New datasets can also be added. We are currently working on a package to make this process as smooth as possible.
<!-- * [AUMCdb](https://github.com/AmsterdamUMC/AmsterdamUMCdb)
* [HiRID](https://hirid.intensivecare.ai/)
* [eICU](https://eicu-crd.mit.edu/)
* [MIMIC IV](https://mimic.mit.edu/) -->
We provide five common tasks for clinical prediction by default:

| No  | Task                 | Frequency        | Type                                | 
|-----|---------------------------|--------------------|-------------------------------------|
| 1   | ICU Mortality             | Once per Stay (after 24H) | Binary Classification  |
| 2   | Acute Kidney Injury (AKI) | Hourly (within 6H) | Binary Classification |
| 3   | Sepsis                    | Hourly (within 6H) | Binary Classification |
| 4   | Kidney Function(KF)       | Once per stay | Regression |
| 5   | Length of Stay (LoS)      | Hourly (within 7D) | Regression |

New tasks can be easily added. 
The following repositories may be relevant as well:
- [YAIB](https://github.com/rvandewater/YAIB): Main repository for YAIB.
- [YAIB-models](https://github.com/rvandewater/YAIB-models): Pretrained models for YAIB.
- [ReciPys](https://github.com/rvandewater/ReciPys): Preprocessing package for YAIB pipelines.

## 📄 Paper

If you use this code in your research, please cite the following publication:

```
@article{vandewaterYetAnotherICUBenchmark2023,
	title = {Yet Another ICU Benchmark: A Flexible Multi-Center Framework for Clinical ML},
	shorttitle = {Yet Another ICU Benchmark},
	url = {http://arxiv.org/abs/2306.05109},
	language = {en},
	urldate = {2023-06-09},
	publisher = {arXiv},
	author = {van de Water, Robin and Schmidt, Hendrik and Elbers, Paul and Thoral, Patrick and Arnrich, Bert and Rockenschaub, Patrick},
	month = jun,
	year = {2023},
	note = {arXiv:2306.05109 [cs]},
	keywords = {Computer Science - Machine Learning},
}
```

This paper can also be found on arxiv: https://arxiv.org/pdf/2306.05109.pdf

## To replicate the cohorts:

Run the following commands to clone this repo:

```
git clone https://github.com/rvandewater/YAIB-cohorts.git
cd YAIB-cohorts
```
Once you have cloned the repo, all cohorts can be created directly from within R or via an interface from python. Instructions for each can be found at: 

- R: [README.md](R/README.md)
- Python: [README.md](Python/README.md)  
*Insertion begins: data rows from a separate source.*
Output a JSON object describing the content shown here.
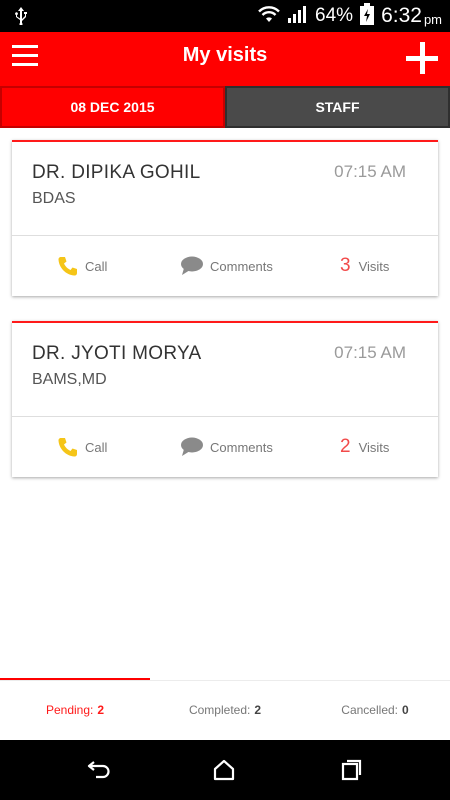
{
  "status_bar": {
    "battery_percent": "64%",
    "time": "6:32",
    "ampm": "pm",
    "icons": [
      "usb-icon",
      "wifi-icon",
      "signal-icon",
      "battery-icon"
    ]
  },
  "app_bar": {
    "title": "My visits",
    "icons": [
      "menu-icon",
      "add-icon"
    ]
  },
  "tabs": [
    {
      "label": "08 DEC 2015",
      "active": true
    },
    {
      "label": "STAFF",
      "active": false
    }
  ],
  "visits": [
    {
      "name": "DR. DIPIKA GOHIL",
      "degree": "BDAS",
      "time": "07:15 AM",
      "call_label": "Call",
      "comments_label": "Comments",
      "visits_count": "3",
      "visits_label": "Visits"
    },
    {
      "name": "DR. JYOTI MORYA",
      "degree": "BAMS,MD",
      "time": "07:15 AM",
      "call_label": "Call",
      "comments_label": "Comments",
      "visits_count": "2",
      "visits_label": "Visits"
    }
  ],
  "bottom_tabs": [
    {
      "label": "Pending:",
      "count": "2",
      "active": true
    },
    {
      "label": "Completed:",
      "count": "2",
      "active": false
    },
    {
      "label": "Cancelled:",
      "count": "0",
      "active": false
    }
  ],
  "colors": {
    "accent": "#ff0000",
    "tab_inactive": "#4a4a4a",
    "call_icon": "#f5c518",
    "comment_icon": "#8a8a8a",
    "visits_count": "#f24a4a"
  },
  "nav_bar": {
    "icons": [
      "back-icon",
      "home-icon",
      "recent-apps-icon"
    ]
  }
}
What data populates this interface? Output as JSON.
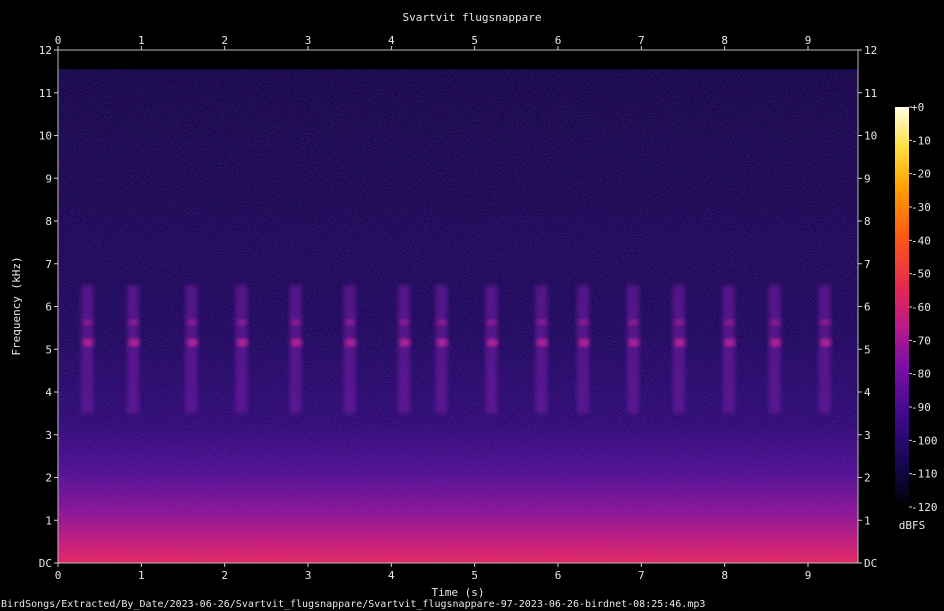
{
  "chart_data": {
    "type": "heatmap",
    "title": "Svartvit flugsnappare",
    "xlabel": "Time (s)",
    "ylabel": "Frequency (kHz)",
    "xlim": [
      0,
      9.6
    ],
    "ylim": [
      0,
      12
    ],
    "x_ticks": [
      0,
      1,
      2,
      3,
      4,
      5,
      6,
      7,
      8,
      9
    ],
    "x_tick_labels": [
      "0",
      "1",
      "2",
      "3",
      "4",
      "5",
      "6",
      "7",
      "8",
      "9"
    ],
    "y_ticks": [
      0,
      1,
      2,
      3,
      4,
      5,
      6,
      7,
      8,
      9,
      10,
      11,
      12
    ],
    "y_tick_labels": [
      "DC",
      "1",
      "2",
      "3",
      "4",
      "5",
      "6",
      "7",
      "8",
      "9",
      "10",
      "11",
      "12"
    ],
    "colorbar": {
      "label": "dBFS",
      "range": [
        -120,
        0
      ],
      "ticks": [
        0,
        -10,
        -20,
        -30,
        -40,
        -50,
        -60,
        -70,
        -80,
        -90,
        -100,
        -110,
        -120
      ],
      "tick_labels": [
        "+0",
        "-10",
        "-20",
        "-30",
        "-40",
        "-50",
        "-60",
        "-70",
        "-80",
        "-90",
        "-100",
        "-110",
        "-120"
      ],
      "colormap": [
        "#000000",
        "#14084a",
        "#3a0a8a",
        "#7a0ea6",
        "#b81a8a",
        "#e62850",
        "#ff5a14",
        "#ffa000",
        "#ffe040",
        "#ffffe6"
      ]
    },
    "grid": false,
    "notes": {
      "song_phrases_at_s": [
        0.35,
        0.9,
        1.6,
        2.2,
        2.85,
        3.5,
        4.15,
        4.6,
        5.2,
        5.8,
        6.3,
        6.9,
        7.45,
        8.05,
        8.6,
        9.2
      ],
      "main_energy_band_khz": [
        3.5,
        6.5
      ],
      "low_frequency_noise_khz": [
        0,
        1.5
      ]
    }
  },
  "footer": {
    "filename": "BirdSongs/Extracted/By_Date/2023-06-26/Svartvit_flugsnappare/Svartvit_flugsnappare-97-2023-06-26-birdnet-08:25:46.mp3"
  }
}
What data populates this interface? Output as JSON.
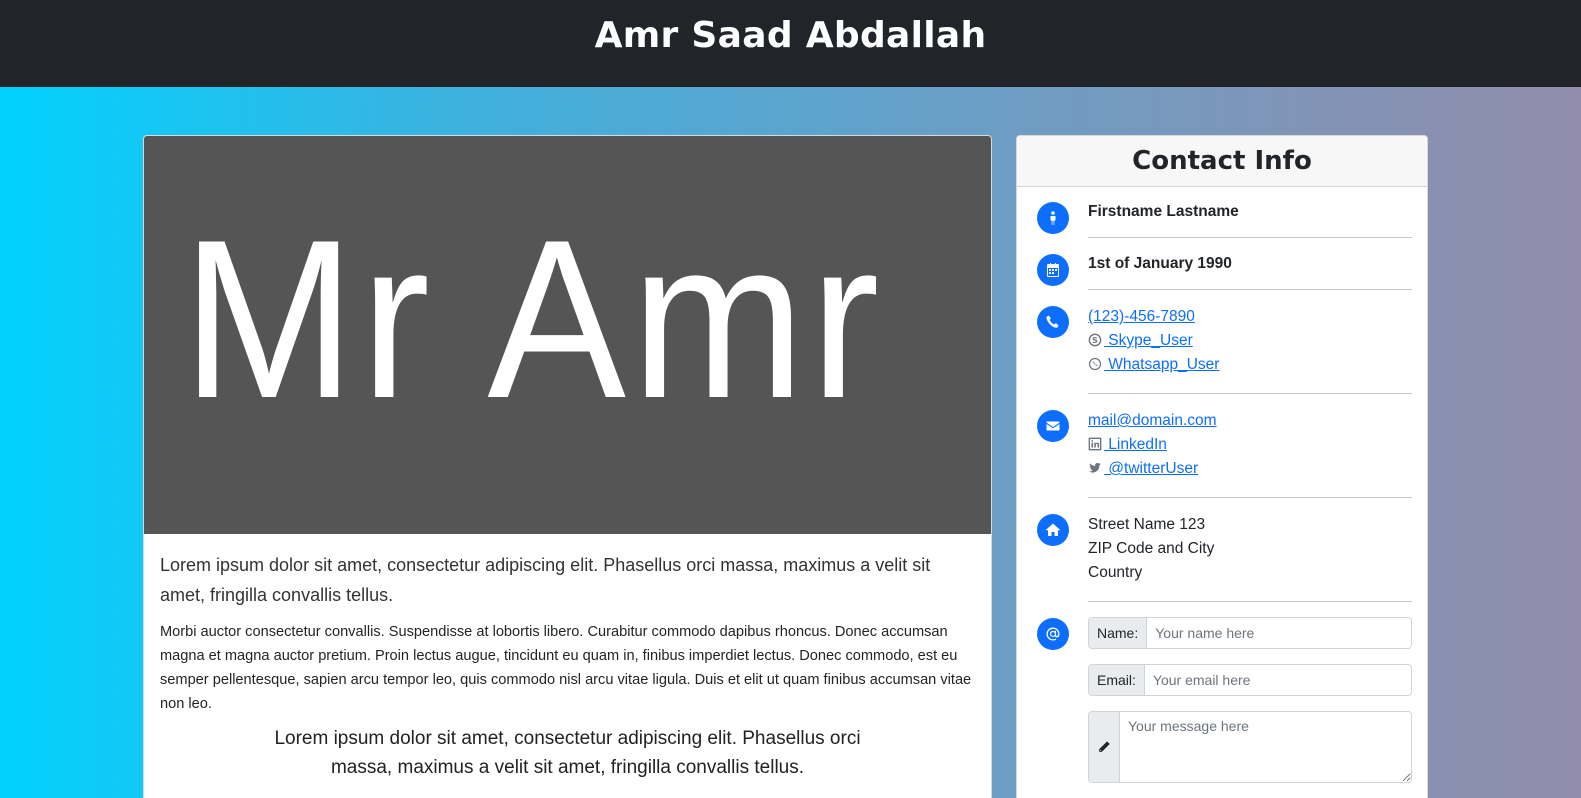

Note: due to some recent bug fixes in ricu, the extracted cohorts might differ marginally to those published in the benchmarking paper. 
## Clairvoyance Conversion
To output the cohorts in the Clairvoyance (https://github.com/vanderschaarlab/clairvoyance) format, you can use the following utils.py function
```
output_clairvoyance(data_dir, save_dir, task_type="static")
```
You can specify the size and the type of task ("static": i.e., one outcome label per stay_id (mortality, KF) or "dynamic": (Sepsis, AKI, LOS), i.e., one outcome label per time step) and the train/test split in the `make_train_test` function.

## Acknowledgements

The code in this repository heavily utilises the `ricu` R package, without which deriving these cohorts would have been much more difficult. If you use the code in this repo, please go give their repo a star :)

This repo is based on earlier work by [Rockenschaub et al. (2023)](https://arxiv.org/abs/2303.15354), which can be found at https://github.com/prockenschaub/icuDG-preprocessing

## License
This source code is released under the MIT license, included [here](LICENSE).